Why has Aberdeen's big-game record improved?
Big games have rarely ended well for Aberdeen in recent times.
Be it cup finals against Celtic, league games against both sides of the Old Firm, or apparently winnable cup ties against the likes of Motherwell and St Johnstone.
However, the Pittodrie side's 2-0 Scottish Cup quarter-final replay win at Ibrox on Tuesday was a third success against Rangers for Derek McInnes' men this season.
They have not managed three wins in a campaign against Rangers since their last title triumph in 1984-85. So what has changed this term?
Winning at Celtic Park on the final day of last season not only secured second place in the Scottish Premiership, but also ended a 10-game losing streak against the champions and heralded a first win of the season against the Old Firm.
Since then, Aberdeen's win ratio against Celtic and Rangers has improved staggeringly from 13% last term to 30% in all competitions since August.
However, those gains have only come against one of those two Glasgow teams. Aberdeen's record in four games against Celtic this campaign is worse than in the same number of games last season, with McInnes' men claiming just one draw after their campaign-defining win last term.
Against Rangers, though, there have unquestionably been huge gains. Last season, Aberdeen lost three of their four meetings; this time, they have won three of six and lost just once.
However, the Ibrox side are currently eight points clear in the Premiership with nine games to play, so a fifth consecutive second-place finish looks unlikely for the Pittodrie men.
Less defensive, but more resolute
Perhaps the most obvious reason for Aberdeen's improved record is that they have been more resolute in these games than before.
Previously, they concentrated on trying to stop the opposition, with McInnes cluttering his XI with defenders. That strategy met with limited success. But this term, Aberdeen have adopted a more attacking approach and that, curiously, has improved their defensive record against the Old Firm.

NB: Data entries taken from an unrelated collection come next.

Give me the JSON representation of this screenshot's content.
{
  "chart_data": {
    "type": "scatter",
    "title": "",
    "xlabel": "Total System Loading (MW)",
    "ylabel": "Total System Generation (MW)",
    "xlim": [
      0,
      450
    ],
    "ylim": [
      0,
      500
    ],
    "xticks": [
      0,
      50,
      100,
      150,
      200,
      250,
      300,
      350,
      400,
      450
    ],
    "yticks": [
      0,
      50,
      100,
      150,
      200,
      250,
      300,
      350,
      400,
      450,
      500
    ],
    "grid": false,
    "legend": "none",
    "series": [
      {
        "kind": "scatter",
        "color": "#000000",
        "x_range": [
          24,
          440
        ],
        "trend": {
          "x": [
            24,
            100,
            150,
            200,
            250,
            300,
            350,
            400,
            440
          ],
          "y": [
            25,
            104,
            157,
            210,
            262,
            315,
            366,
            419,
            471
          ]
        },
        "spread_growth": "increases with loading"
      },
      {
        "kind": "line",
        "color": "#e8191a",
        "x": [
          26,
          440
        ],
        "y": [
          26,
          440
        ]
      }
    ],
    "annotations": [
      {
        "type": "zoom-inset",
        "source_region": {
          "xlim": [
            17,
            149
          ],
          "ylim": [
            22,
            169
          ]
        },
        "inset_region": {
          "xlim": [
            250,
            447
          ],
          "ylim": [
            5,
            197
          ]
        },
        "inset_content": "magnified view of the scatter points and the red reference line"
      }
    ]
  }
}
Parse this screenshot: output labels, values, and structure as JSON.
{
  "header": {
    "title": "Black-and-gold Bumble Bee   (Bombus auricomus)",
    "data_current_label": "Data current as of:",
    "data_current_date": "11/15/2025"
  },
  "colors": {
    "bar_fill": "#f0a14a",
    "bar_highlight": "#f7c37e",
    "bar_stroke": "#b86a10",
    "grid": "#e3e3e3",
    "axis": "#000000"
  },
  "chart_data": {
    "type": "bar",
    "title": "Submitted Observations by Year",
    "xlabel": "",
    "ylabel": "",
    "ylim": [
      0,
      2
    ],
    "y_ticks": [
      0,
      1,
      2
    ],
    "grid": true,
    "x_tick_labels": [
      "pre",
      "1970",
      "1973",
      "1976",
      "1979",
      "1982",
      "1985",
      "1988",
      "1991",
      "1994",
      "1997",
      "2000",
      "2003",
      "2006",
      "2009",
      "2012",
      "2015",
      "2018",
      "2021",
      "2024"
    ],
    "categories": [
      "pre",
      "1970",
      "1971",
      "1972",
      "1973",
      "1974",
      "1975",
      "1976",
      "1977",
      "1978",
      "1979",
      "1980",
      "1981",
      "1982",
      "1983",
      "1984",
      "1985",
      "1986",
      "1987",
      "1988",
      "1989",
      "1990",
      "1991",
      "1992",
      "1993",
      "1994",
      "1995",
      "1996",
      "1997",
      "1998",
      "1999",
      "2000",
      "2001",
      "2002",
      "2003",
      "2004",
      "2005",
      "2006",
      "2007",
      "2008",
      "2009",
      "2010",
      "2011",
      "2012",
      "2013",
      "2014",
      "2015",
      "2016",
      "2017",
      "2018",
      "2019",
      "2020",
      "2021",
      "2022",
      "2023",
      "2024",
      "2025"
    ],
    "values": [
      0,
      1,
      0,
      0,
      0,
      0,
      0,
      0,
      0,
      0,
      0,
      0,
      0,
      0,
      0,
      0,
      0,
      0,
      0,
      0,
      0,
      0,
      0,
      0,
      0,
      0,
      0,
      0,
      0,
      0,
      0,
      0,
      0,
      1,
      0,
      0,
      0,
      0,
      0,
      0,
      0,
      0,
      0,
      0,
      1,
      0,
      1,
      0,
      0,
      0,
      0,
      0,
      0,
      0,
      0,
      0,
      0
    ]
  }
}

For example, Brendan Rodgers' Celtic averaged two goals per game against Aberdeen last season. And, even though results have not improved, that figure has dropped to 1.5.
Similarly, Aberdeen conceded an average of two goals every time they faced Rangers last season. This term, its down to just one goal per game. Couple that with their goals scored per game jumping from 0.5 to 1.3 per game, and the reason for the improvement in results becomes clear.
'It's a huge statement' - pundits on Aberdeen's win
Former Rangers striker Steven Thompson on Sportscene
Absolutely deserved winners. Back-to-back clean sheets against the Old Firm teams. For me, their organisation, their desire, their professionalism to carry out their individual roles that Derek McInnes had set them within the team was so impressive. Aberdeen had three Scottish teenagers in their starting line-up. It's sometimes easy to forget that Lewis Ferguson is still 19.
Scotland assistant coach James McFadden on Sportscene
It's a huge statement when you consider that Gary Mackay-Steven, Sam Cosgrove and Shay Logan are missing. Mackay-Steven and Cosgrove have been in excellent form. To bring in three youngsters in their place really sends a massive statement out. Because not only are they in the semi-final but they're also pushing for a second place as well. So psychologically it's a huge blow to Rangers.